Nous souhaitons aussi porter à votre attention que tuer le(s) loup(s) présent(s) sur le territoire ne changera strictement rien à la situation.Cela a été prouvé par des décennies de situations similaires plus à l’est. Les attaques se calmeront certes pendant quelques semaines, mais des loups finiront par revenir, et si rien ne change en matière de protection des troupeaux, l’histoire se répétera : stress pour les éleveurs, stress pour les troupeaux, tension croissante au sein du département. On en fait l’amère expérience depuis quelques années en Saône-et-Loire, mais visiblement, aucune leçon n’en est tirée.

La solution pérenne et sur le long terme pour réduire les attaques est de mettre en place des mesures de protection efficaces. Elles sont connues, nous nous efforçons sans cesse de les rappeler à tous les CDL.

Au-delà de ces protections physiques, de nombreuses autres solutions existent : études de vulnérabilité, évolution des sélections génétiques, changements des conduites d’élevage, etc. L’Agence Régionale de la Biodiversité de Bourgogne-Franche-Comté travaille d’ailleurs sur la question et met à disposition des éleveurs M. Frank Müller, ancien éleveur lui-même, qui propose ses services de médiation et de diagnostics de vulnérabilité.

Il est vrai que ces solutions ne sont pas miraculeuses (le zéro prédation n’est pas possible) et se mettent en place sur le temps long, mais nier le fait que les loups sont une réalité territoriale et écologique avec laquelle nous devons tous à présent composer, c’est leurrer les éleveurs et les soumettre à toujours plus de nuits blanches dans le stress de savoir si les troupeaux seront toujours là au petit matin.

Lorsque la grêle arrive, les arboriculteurs protègent leurs vergers et ne tirent pas sur les nuages orageux : les canons à grêle sont en effet des réalités d’un autre temps, au vu des problèmes qu’ils engendraient. Lorsque les maladies arrivent, les éleveurs eux-mêmes protègent leurs troupeaux grâce aux vaccins. Il serait donc temps d’accepter que les loups reviennent toujours, et qu’à moins d’éradiquer la population entière du continent — ce qui n’arrivera jamais —, la gestion de l’espèce uniquement par les tirs ne change rien.


C’est à l’État qu’il revient d’anticiper ces problématiques et de permettre aux éleveurs d’être plus sereins, et nous ne pouvons donc que nous désoler de voir que le nouveau PNA ne répondra pas à ces nécessités.

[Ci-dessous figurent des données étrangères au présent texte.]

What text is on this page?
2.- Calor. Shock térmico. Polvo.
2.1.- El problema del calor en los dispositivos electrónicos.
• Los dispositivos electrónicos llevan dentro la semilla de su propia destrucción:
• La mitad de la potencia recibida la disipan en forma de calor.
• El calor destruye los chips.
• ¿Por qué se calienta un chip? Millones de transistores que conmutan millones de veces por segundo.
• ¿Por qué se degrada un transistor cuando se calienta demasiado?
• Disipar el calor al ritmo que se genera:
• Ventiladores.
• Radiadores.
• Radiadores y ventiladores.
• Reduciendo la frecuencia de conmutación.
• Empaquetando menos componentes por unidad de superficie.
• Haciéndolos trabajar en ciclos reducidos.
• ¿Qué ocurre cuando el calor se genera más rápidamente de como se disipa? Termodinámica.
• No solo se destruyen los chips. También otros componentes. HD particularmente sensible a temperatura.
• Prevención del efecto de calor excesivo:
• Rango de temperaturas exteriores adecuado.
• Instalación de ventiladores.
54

Les associations signataires ne s’opposent pas à l’élevage, elles s’opposent aux décisions qui manquent de bon sens et elles souhaitent voir respecter les lois, tout en tendant la main à toutes les parties prenantes pour un dialogue constructif et une entre-aide toujours plus efficace. Or, cela ne peut se faire que si nous sommes, nous aussi, invités aux réunions que les services de l’État organisent.

Enfin, nous lisons ici et là que dans ces moments de doute, « on n’entend plus les écologistes ».

Entendez-nous. Invitez-nous à ces échanges. Nos positions n’ont jamais varié. Nous ne faisons que répéter, encore et encore, las, il faut bien le dire, les mêmes choses depuis des années. Jamais contre les éleveurs. Toujours pour la coexistence. Nous ne faisons que tendre des mains, et nous continuerons de le faire autant qu’il faudra, car nous pensons que l’invective et la violence ne peuvent qu’aboutir à un échec collectif.